The sense that Washington will opt for a military solution was also heightened last week by the U.S. daily "The New York Times," which published a classified government document outlining how a combined air, land, and sea force might attack Iraq to overthrow the Baghdad regime. The document, prepared by the U.S. military's Central Command in Tampa, Florida, is reported to be a plan prepared some two months ago.

"The New York Times" cited the document as saying some 250,000 U.S. troops would invade Iraq, probably from Kuwait. Hundreds of warplanes based in as many as eight countries, including Turkey and Qatar, would attack thousands of targets. However, officials told the paper privately that none of the countries identified in the document has been formally consulted about taking part in such operations, indicating the preliminary nature of the attack planning.

Following "The New York Times" story, several U.S. officials told reporters that the plan does not mean that any attack on Iraq is imminent. White House spokesman Ari Fleischer said "the Pentagon engages in contingency planning of all types around the world." Pentagon spokeswoman Victoria Clarke said that, "it is the responsibility of the Department of Defense to develop contingency plans and, from time to time, to update them."

Iraq has responded to the reports of U.S. military planning by saying that any attack would only strengthen the position of Saddam Hussein. Iraqi Deputy Prime Minister Tariq Aziz said on a visit to South Africa over the weekend that: "whoever in the Arab world and in the Third World fights the Americans will become stronger in the eyes of his people, so no other leadership is going to come to Iraq.
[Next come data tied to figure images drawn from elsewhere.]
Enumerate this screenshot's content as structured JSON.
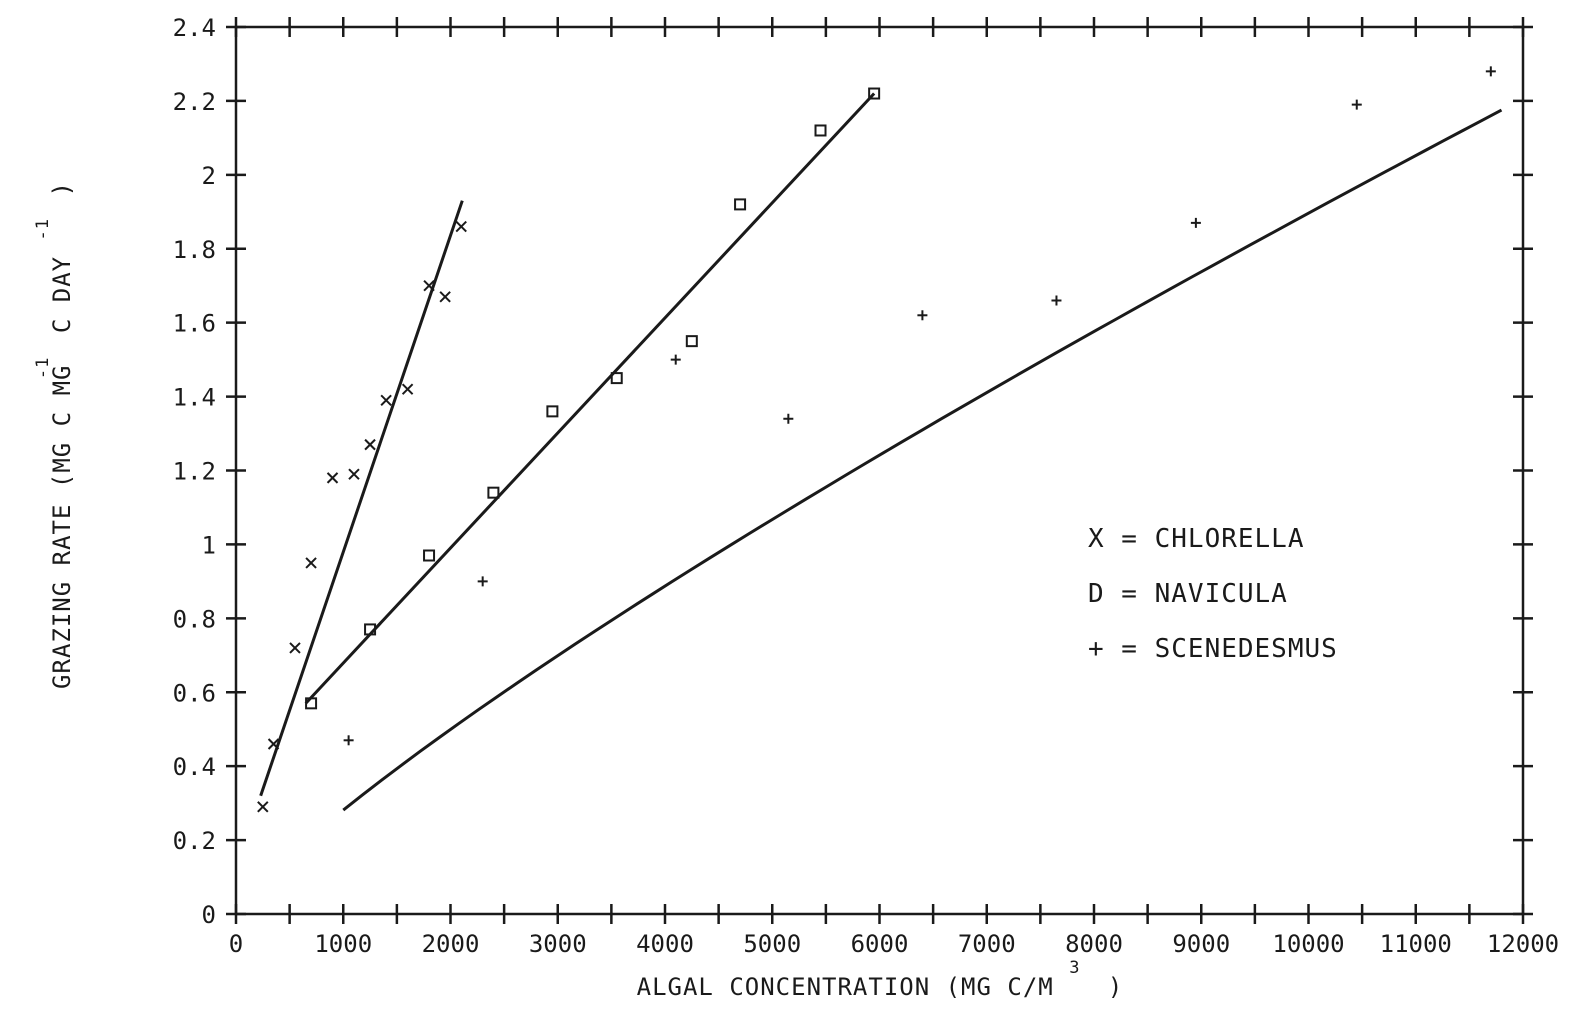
{
  "chart_data": {
    "type": "scatter",
    "xlabel": "ALGAL CONCENTRATION (MG C/M",
    "xlabel_sup": "3",
    "xlabel_end": ")",
    "ylabel": "GRAZING RATE (MG C MG",
    "ylabel_sup1": "-1",
    "ylabel_mid": "C DAY",
    "ylabel_sup2": "-1",
    "ylabel_end": ")",
    "xlim": [
      0,
      12000
    ],
    "ylim": [
      0,
      2.4
    ],
    "x_ticks": [
      0,
      1000,
      2000,
      3000,
      4000,
      5000,
      6000,
      7000,
      8000,
      9000,
      10000,
      11000,
      12000
    ],
    "x_tick_labels": [
      "0",
      "1000",
      "2000",
      "3000",
      "4000",
      "5000",
      "6000",
      "7000",
      "8000",
      "9000",
      "10000",
      "11000",
      "12000"
    ],
    "y_ticks": [
      0,
      0.2,
      0.4,
      0.6,
      0.8,
      1,
      1.2,
      1.4,
      1.6,
      1.8,
      2,
      2.2,
      2.4
    ],
    "y_tick_labels": [
      "0",
      "0.2",
      "0.4",
      "0.6",
      "0.8",
      "1",
      "1.2",
      "1.4",
      "1.6",
      "1.8",
      "2",
      "2.2",
      "2.4"
    ],
    "grid": false,
    "legend_position": "right-middle",
    "series": [
      {
        "name": "CHLORELLA",
        "marker": "x",
        "legend_label": "X = CHLORELLA",
        "points": [
          [
            250,
            0.29
          ],
          [
            350,
            0.46
          ],
          [
            550,
            0.72
          ],
          [
            700,
            0.95
          ],
          [
            900,
            1.18
          ],
          [
            1100,
            1.19
          ],
          [
            1250,
            1.27
          ],
          [
            1400,
            1.39
          ],
          [
            1600,
            1.42
          ],
          [
            1800,
            1.7
          ],
          [
            1950,
            1.67
          ],
          [
            2100,
            1.86
          ]
        ],
        "fit": [
          [
            230,
            0.32
          ],
          [
            2110,
            1.93
          ]
        ]
      },
      {
        "name": "NAVICULA",
        "marker": "square",
        "legend_label": "D = NAVICULA",
        "points": [
          [
            700,
            0.57
          ],
          [
            1250,
            0.77
          ],
          [
            1800,
            0.97
          ],
          [
            2400,
            1.14
          ],
          [
            2950,
            1.36
          ],
          [
            3550,
            1.45
          ],
          [
            4250,
            1.55
          ],
          [
            4700,
            1.92
          ],
          [
            5450,
            2.12
          ],
          [
            5950,
            2.22
          ]
        ],
        "fit": [
          [
            650,
            0.57
          ],
          [
            5950,
            2.22
          ]
        ]
      },
      {
        "name": "SCENEDESMUS",
        "marker": "plus",
        "legend_label": "+ = SCENEDESMUS",
        "points": [
          [
            1050,
            0.47
          ],
          [
            2300,
            0.9
          ],
          [
            4100,
            1.5
          ],
          [
            5150,
            1.34
          ],
          [
            6400,
            1.62
          ],
          [
            7650,
            1.66
          ],
          [
            8950,
            1.87
          ],
          [
            10450,
            2.19
          ],
          [
            11700,
            2.28
          ]
        ],
        "fit_power": {
          "a": 0.000916,
          "b": 0.829,
          "x_start": 1000,
          "x_end": 11800
        }
      }
    ]
  }
}
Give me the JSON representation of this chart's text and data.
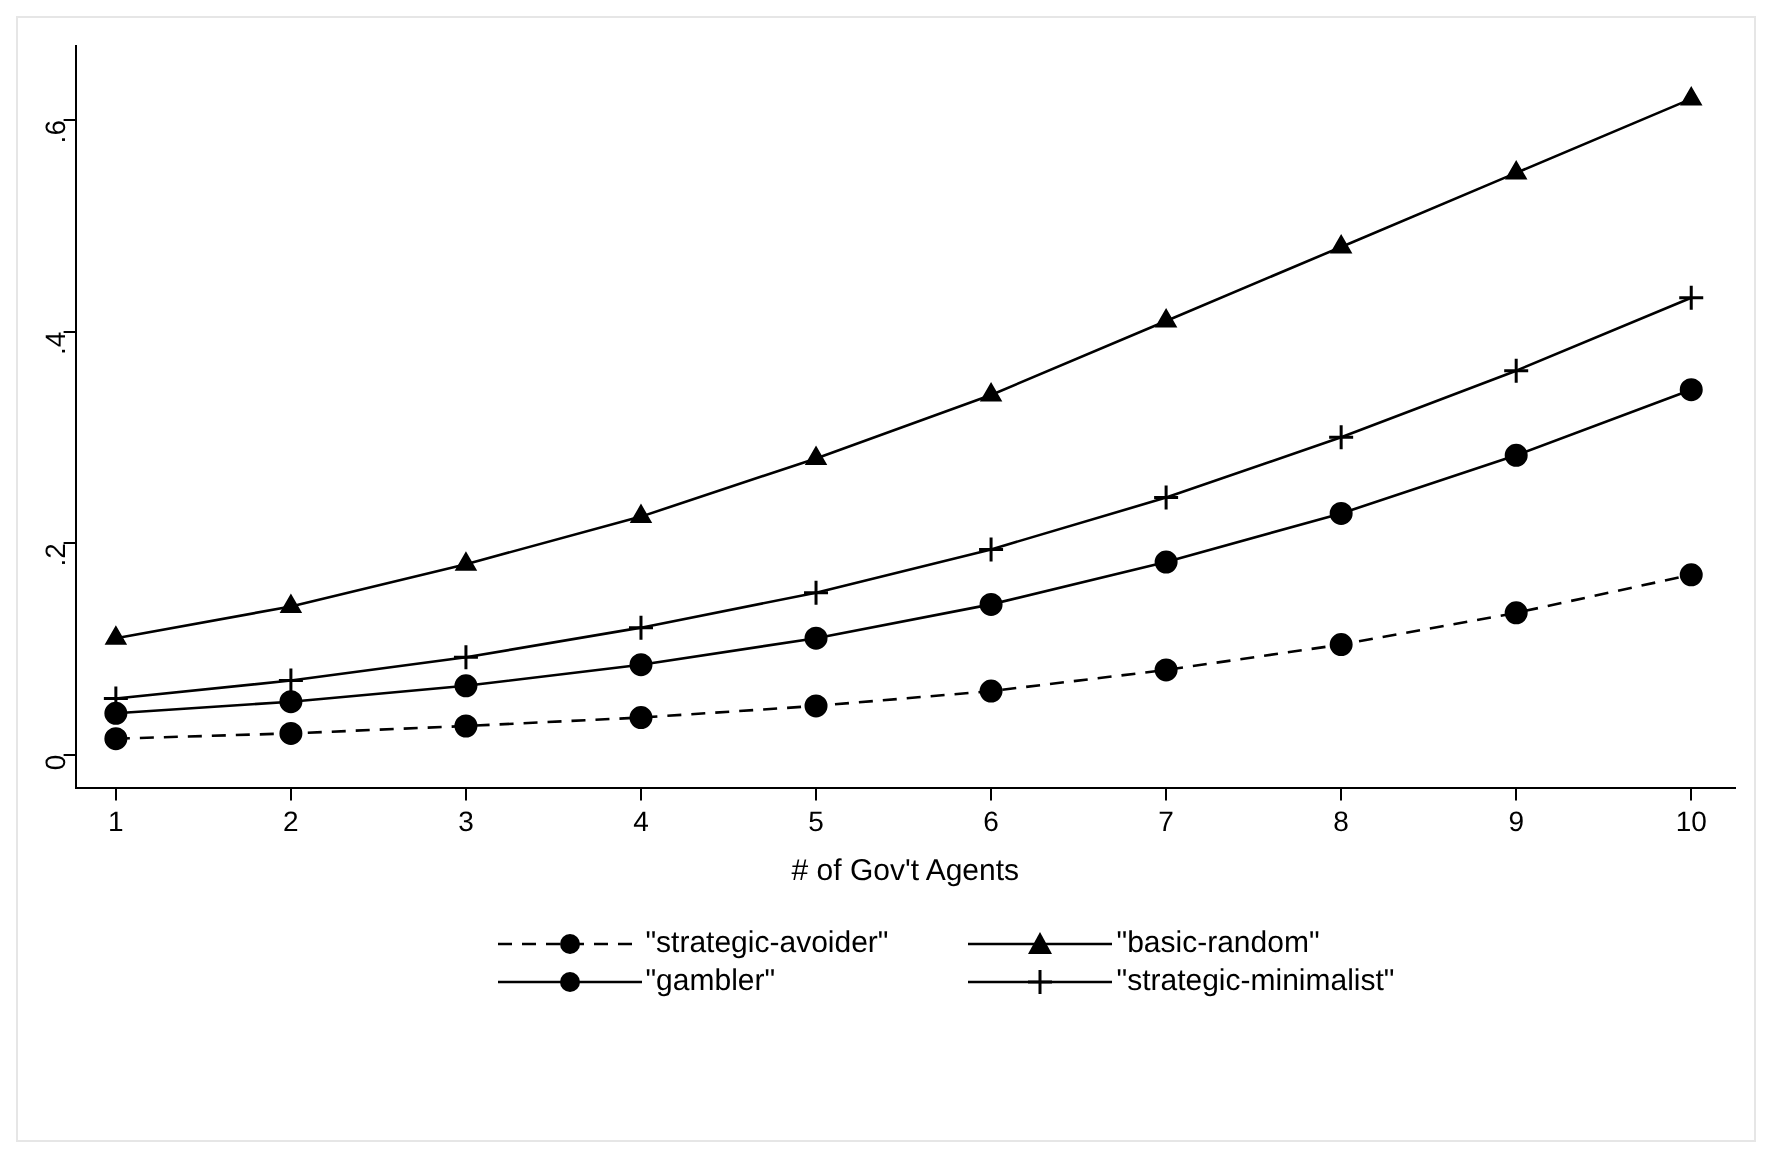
{
  "chart_data": {
    "type": "line",
    "xlabel": "# of Gov't Agents",
    "x": [
      1,
      2,
      3,
      4,
      5,
      6,
      7,
      8,
      9,
      10
    ],
    "xlim": [
      0.77,
      10.25
    ],
    "xticks": [
      1,
      2,
      3,
      4,
      5,
      6,
      7,
      8,
      9,
      10
    ],
    "ylim": [
      -0.032,
      0.67
    ],
    "yticks": [
      {
        "value": 0,
        "label": "0"
      },
      {
        "value": 0.2,
        "label": ".2"
      },
      {
        "value": 0.4,
        "label": ".4"
      },
      {
        "value": 0.6,
        "label": ".6"
      }
    ],
    "grid": false,
    "legend": "bottom",
    "series": [
      {
        "name": "\"strategic-avoider\"",
        "color": "#000000",
        "marker": "circle",
        "line_style": "dashed",
        "values": [
          0.015,
          0.02,
          0.027,
          0.035,
          0.046,
          0.06,
          0.08,
          0.104,
          0.134,
          0.17
        ]
      },
      {
        "name": "\"basic-random\"",
        "color": "#000000",
        "marker": "triangle",
        "line_style": "solid",
        "values": [
          0.11,
          0.14,
          0.18,
          0.225,
          0.28,
          0.34,
          0.41,
          0.48,
          0.55,
          0.62
        ]
      },
      {
        "name": "\"gambler\"",
        "color": "#000000",
        "marker": "circle",
        "line_style": "solid",
        "values": [
          0.039,
          0.05,
          0.065,
          0.085,
          0.11,
          0.142,
          0.182,
          0.228,
          0.283,
          0.345
        ]
      },
      {
        "name": "\"strategic-minimalist\"",
        "color": "#000000",
        "marker": "cross",
        "line_style": "solid",
        "values": [
          0.053,
          0.07,
          0.092,
          0.12,
          0.153,
          0.194,
          0.243,
          0.3,
          0.363,
          0.432
        ]
      }
    ]
  }
}
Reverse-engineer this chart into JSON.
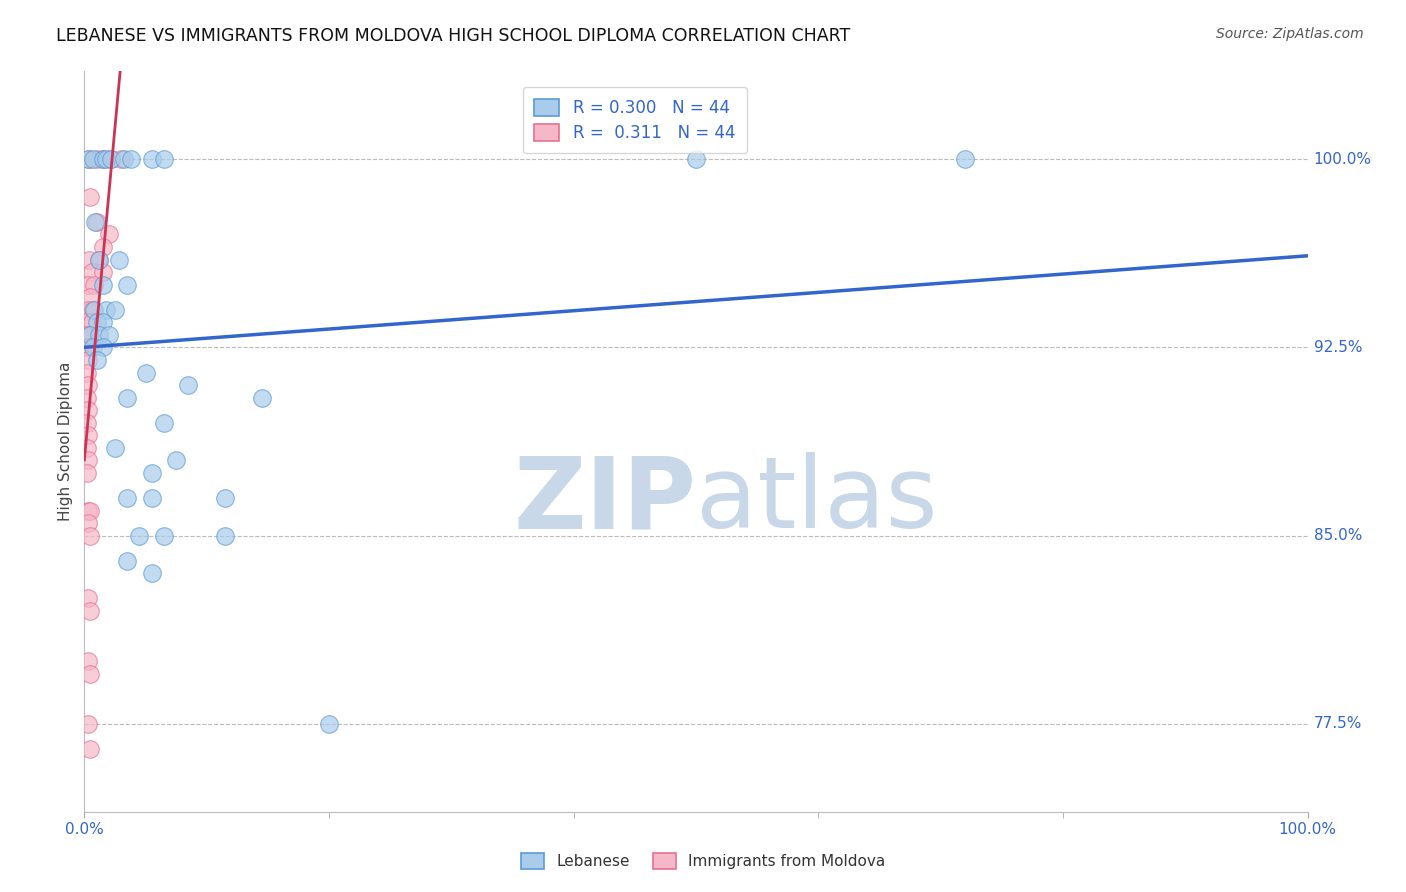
{
  "title": "LEBANESE VS IMMIGRANTS FROM MOLDOVA HIGH SCHOOL DIPLOMA CORRELATION CHART",
  "source": "Source: ZipAtlas.com",
  "ylabel": "High School Diploma",
  "xlim": [
    0.0,
    100.0
  ],
  "ylim": [
    74.0,
    103.5
  ],
  "yticks": [
    77.5,
    85.0,
    92.5,
    100.0
  ],
  "ytick_labels": [
    "77.5%",
    "85.0%",
    "92.5%",
    "100.0%"
  ],
  "R_blue": 0.3,
  "R_pink": 0.311,
  "N": 44,
  "legend_label_blue": "Lebanese",
  "legend_label_pink": "Immigrants from Moldova",
  "blue_color": "#A8CCEA",
  "pink_color": "#F5B8C8",
  "blue_edge_color": "#5B9BD5",
  "pink_edge_color": "#E87090",
  "blue_line_color": "#3366CC",
  "pink_line_color": "#CC3355",
  "blue_scatter": [
    [
      0.3,
      100.0
    ],
    [
      0.7,
      100.0
    ],
    [
      1.5,
      100.0
    ],
    [
      1.8,
      100.0
    ],
    [
      2.2,
      100.0
    ],
    [
      3.2,
      100.0
    ],
    [
      3.8,
      100.0
    ],
    [
      5.5,
      100.0
    ],
    [
      6.5,
      100.0
    ],
    [
      50.0,
      100.0
    ],
    [
      72.0,
      100.0
    ],
    [
      0.9,
      97.5
    ],
    [
      1.2,
      96.0
    ],
    [
      2.8,
      96.0
    ],
    [
      1.5,
      95.0
    ],
    [
      3.5,
      95.0
    ],
    [
      0.8,
      94.0
    ],
    [
      1.8,
      94.0
    ],
    [
      2.5,
      94.0
    ],
    [
      1.0,
      93.5
    ],
    [
      1.5,
      93.5
    ],
    [
      0.5,
      93.0
    ],
    [
      1.2,
      93.0
    ],
    [
      2.0,
      93.0
    ],
    [
      0.7,
      92.5
    ],
    [
      1.5,
      92.5
    ],
    [
      1.0,
      92.0
    ],
    [
      5.0,
      91.5
    ],
    [
      8.5,
      91.0
    ],
    [
      3.5,
      90.5
    ],
    [
      14.5,
      90.5
    ],
    [
      6.5,
      89.5
    ],
    [
      2.5,
      88.5
    ],
    [
      7.5,
      88.0
    ],
    [
      5.5,
      87.5
    ],
    [
      3.5,
      86.5
    ],
    [
      5.5,
      86.5
    ],
    [
      11.5,
      86.5
    ],
    [
      4.5,
      85.0
    ],
    [
      6.5,
      85.0
    ],
    [
      11.5,
      85.0
    ],
    [
      3.5,
      84.0
    ],
    [
      5.5,
      83.5
    ],
    [
      20.0,
      77.5
    ]
  ],
  "pink_scatter": [
    [
      0.4,
      100.0
    ],
    [
      1.0,
      100.0
    ],
    [
      1.5,
      100.0
    ],
    [
      2.2,
      100.0
    ],
    [
      3.0,
      100.0
    ],
    [
      0.5,
      98.5
    ],
    [
      1.0,
      97.5
    ],
    [
      2.0,
      97.0
    ],
    [
      1.5,
      96.5
    ],
    [
      0.4,
      96.0
    ],
    [
      1.2,
      96.0
    ],
    [
      0.6,
      95.5
    ],
    [
      1.5,
      95.5
    ],
    [
      0.3,
      95.0
    ],
    [
      0.8,
      95.0
    ],
    [
      0.5,
      94.5
    ],
    [
      0.3,
      94.0
    ],
    [
      0.7,
      94.0
    ],
    [
      0.2,
      93.5
    ],
    [
      0.6,
      93.5
    ],
    [
      0.2,
      93.0
    ],
    [
      0.4,
      93.0
    ],
    [
      0.2,
      92.5
    ],
    [
      0.5,
      92.5
    ],
    [
      0.3,
      92.0
    ],
    [
      0.2,
      91.5
    ],
    [
      0.3,
      91.0
    ],
    [
      0.2,
      90.5
    ],
    [
      0.3,
      90.0
    ],
    [
      0.2,
      89.5
    ],
    [
      0.3,
      89.0
    ],
    [
      0.2,
      88.5
    ],
    [
      0.3,
      88.0
    ],
    [
      0.2,
      87.5
    ],
    [
      0.3,
      86.0
    ],
    [
      0.5,
      86.0
    ],
    [
      0.3,
      85.5
    ],
    [
      0.5,
      85.0
    ],
    [
      0.3,
      82.5
    ],
    [
      0.5,
      82.0
    ],
    [
      0.3,
      80.0
    ],
    [
      0.5,
      79.5
    ],
    [
      0.3,
      77.5
    ],
    [
      0.5,
      76.5
    ]
  ],
  "background_color": "#FFFFFF",
  "grid_color": "#BBBBBB",
  "watermark_zip_color": "#C8D8E8",
  "watermark_atlas_color": "#C8D8E8"
}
We will continue leading Iraq."

With talk of war mounting after the failed UN-Iraq talks in Vienna, some observers say that the prospect of Baghdad's readmitting arms inspectors is only likely to decrease in the months ahead. Baghdad has previously accused arms inspectors of spying for Washington and may balk at bringing in any new teams of foreign inspectors prior to a U.S. military campaign.

However, other observers say that the months ahead may yet see a last-minute agreement by Iraq to accept renewed inspections precisely to stave off just such an attack. Reuters quoted unidentified UN officials as saying over the weekend that Iraq may try to drag out diplomatic maneuvering, offering progress on some issues but not striking a deal on readmitting arms inspectors until an attack looks impossible to avoid otherwise.

In one example of progress on issues not directly related to arms inspections, Iraqi officials said during the Vienna talks that they have completed arrangements for turning over six truckloads of state papers taken from Kuwait during Iraq's occupation of the country. The Iraqi invasion of Kuwait in 1990 prompted the UN to slap sanctions on Baghdad and led to a U.S.-led international coalition driving out the Iraqi forces in the 1991 Gulf War.